The players made the owners another offer last night.

There are a lot of moving parts in this negotiation. It can be hard to get your brain around what’s good for what side in each offer. It’s made even more complicated when, immediately after every offer everyone is spinning, with the side making the offer calling it reasonable and the side receiving it calling it laughable. Against that backdrop, it’s tempting to say that both sides are awful and neither side is acting in good faith.

That’s wrong, though. It’s very clear in this instance that only one side is trying to work toward an agreement while the other side is not. It’s very clear that the owners are negotiating in bad faith and that the players are attempting to compromise. It’s pretty simple to illustrate this:

The players are moving toward the owners in their offers.
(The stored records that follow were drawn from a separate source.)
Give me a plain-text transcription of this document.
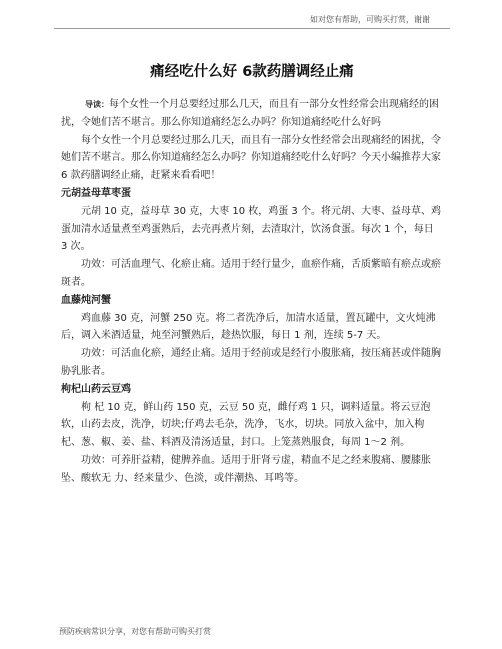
如对您有帮助，可购买打赏，谢谢

痛经吃什么好 6款药膳调经止痛

导读：每个女性一个月总要经过那么几天，而且有一部分女性经常会出现痛经的困扰，令她们苦不堪言。那么你知道痛经怎么办吗？你知道痛经吃什么好吗

每个女性一个月总要经过那么几天，而且有一部分女性经常会出现痛经的困扰，令她们苦不堪言。那么你知道痛经怎么办吗？你知道痛经吃什么好吗？今天小编推荐大家 6 款药膳调经止痛，赶紧来看看吧！

元胡益母草枣蛋

元胡 10 克，益母草 30 克，大枣 10 枚，鸡蛋 3 个。将元胡、大枣、益母草、鸡蛋加清水适量煮至鸡蛋熟后，去壳再煮片刻，去渣取汁，饮汤食蛋。每次 1 个，每日 3 次。

功效：可活血理气、化瘀止痛。适用于经行量少，血瘀作痛，舌质紫暗有瘀点或瘀斑者。

血藤炖河蟹

鸡血藤 30 克，河蟹 250 克。将二者洗净后，加清水适量，置瓦罐中，文火炖沸后，调入米酒适量，炖至河蟹熟后，趁热饮服，每日 1 剂，连续 5-7 天。

功效：可活血化瘀，通经止痛。适用于经前或是经行小腹胀痛，按压痛甚或伴随胸胁乳胀者。

枸杞山药云豆鸡

枸 杞 10 克，鲜山药 150 克，云豆 50 克，雌仔鸡 1 只，调料适量。将云豆泡软，山药去皮，洗净，切块;仔鸡去毛杂，洗净，飞水，切块。同放入盆中，加入枸 杞、葱、椒、姜、盐、料酒及清汤适量，封口。上笼蒸熟服食，每周 1～2 剂。

功效：可养肝益精，健脾养血。适用于肝肾亏虚，精血不足之经来腹痛、腰膝胀坠、酸软无 力、经来量少、色淡，或伴潮热、耳鸣等。

预防疾病常识分享，对您有帮助可购买打赏
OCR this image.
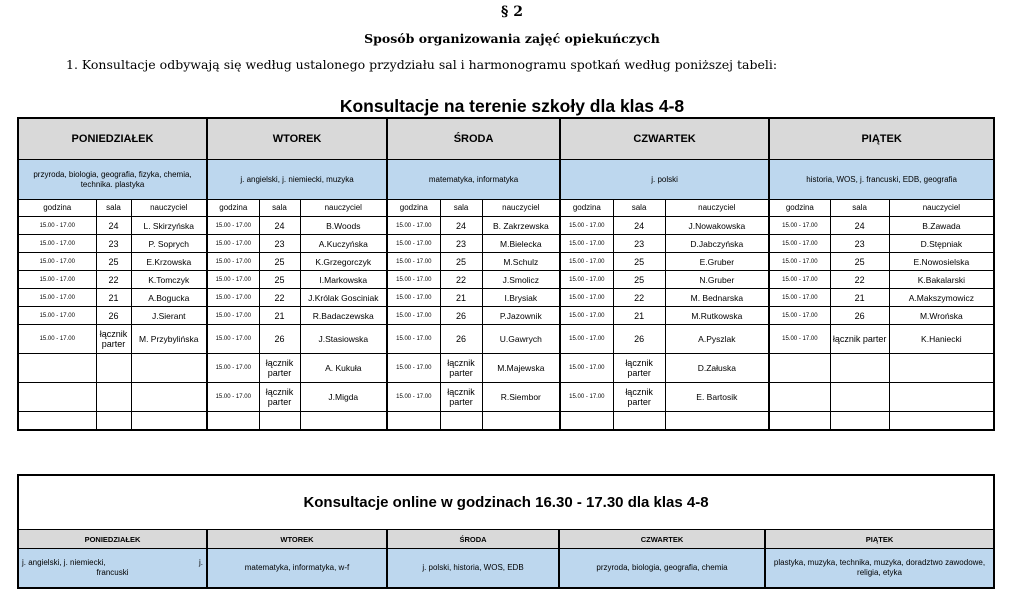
§ 2
Sposób organizowania zajęć opiekuńczych
1. Konsultacje odbywają się według ustalonego przydziału sal i harmonogramu spotkań według poniższej tabeli:
Konsultacje na terenie szkoły dla klas 4-8
PONIEDZIAŁEK			WTOREK			ŚRODA			CZWARTEK			PIĄTEK		
przyroda, biologia, geografia, fizyka, chemia, technika. plastyka			j. angielski, j. niemiecki, muzyka			matematyka, informatyka			j. polski			historia, WOS, j. francuski, EDB, geografia		
godzina	sala	nauczyciel	godzina	sala	nauczyciel	godzina	sala	nauczyciel	godzina	sala	nauczyciel	godzina	sala	nauczyciel
15.00 - 17.00	24	L. Skirzyńska	15.00 - 17.00	24	B.Woods	15.00 - 17.00	24	B. Zakrzewska	15.00 - 17.00	24	J.Nowakowska	15.00 - 17.00	24	B.Zawada
15.00 - 17.00	23	P. Soprych	15.00 - 17.00	23	A.Kuczyńska	15.00 - 17.00	23	M.Bielecka	15.00 - 17.00	23	D.Jabczyńska	15.00 - 17.00	23	D.Stępniak
15.00 - 17.00	25	E.Krzowska	15.00 - 17.00	25	K.Grzegorczyk	15.00 - 17.00	25	M.Schulz	15.00 - 17.00	25	E.Gruber	15.00 - 17.00	25	E.Nowosielska
15.00 - 17.00	22	K.Tomczyk	15.00 - 17.00	25	I.Markowska	15.00 - 17.00	22	J.Smolicz	15.00 - 17.00	25	N.Gruber	15.00 - 17.00	22	K.Bakalarski
15.00 - 17.00	21	A.Bogucka	15.00 - 17.00	22	J.Królak Gosciniak	15.00 - 17.00	21	I.Brysiak	15.00 - 17.00	22	M. Bednarska	15.00 - 17.00	21	A.Makszymowicz
15.00 - 17.00	26	J.Sierant	15.00 - 17.00	21	R.Badaczewska	15.00 - 17.00	26	P.Jazownik	15.00 - 17.00	21	M.Rutkowska	15.00 - 17.00	26	M.Wrońska
15.00 - 17.00	łącznik parter	M. Przybylińska	15.00 - 17.00	26	J.Stasiowska	15.00 - 17.00	26	U.Gawrych	15.00 - 17.00	26	A.Pyszlak	15.00 - 17.00	łącznik parter	K.Haniecki
			15.00 - 17.00	łącznik parter	A. Kukuła	15.00 - 17.00	łącznik parter	M.Majewska	15.00 - 17.00	łącznik parter	D.Załuska			
			15.00 - 17.00	łącznik parter	J.Migda	15.00 - 17.00	łącznik parter	R.Siembor	15.00 - 17.00	łącznik parter	E. Bartosik			

Konsultacje online w godzinach 16.30 - 17.30 dla klas 4-8				
PONIEDZIAŁEK	WTOREK	ŚRODA	CZWARTEK	PIĄTEK

j. angielski, j. niemiecki, j.
francuski	matematyka, informatyka, w-f	j. polski, historia, WOS, EDB	przyroda, biologia, geografia, chemia	plastyka, muzyka, technika, muzyka, doradztwo zawodowe, religia, etyka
The owners’ offers — and their reported fallback option of simply imposing a 48-game season at prorated pay — may look slightly different because of the number of games or the specific details, but they are all calculated to get them to basically the same place: where, in the aggregate, they save about a billion dollars in salary over what was agreed to in March. And, of course, the owners are offering less baseball in every proposal.

In light of that, the negotiation looks a lot like this:

Owners: “We will give you 40 cents on the dollar.”

Players: “We would like 60 cents on the dollar.”

Owners: “No, but how about this, we will give you a quarter, a nickel, and a dime on the dollar.”

Players: “We’ll take 55 cents on the dollar.”

Owners: “No, but how about we give you three dimes and ten pennies on the dollar.”

Players: “We’ll take 50 cents on the dollar.”

Owners:

The owners don’t consider the union’s proposal to be moving the ball even a little. “They are not trying,” one person on the management side tells me.

— Jared Diamond (@jareddiamond) June 10, 2020

The owners proposals have not increased the amount of money they’d pay out. Not once. In fact, it’s even moving backwards. The players moves have reduced payout in each offer. Who isn’t moving? And why, given this dynamic, should the players even continue to engage the owners? How are they not, at this point, bidding against themselves?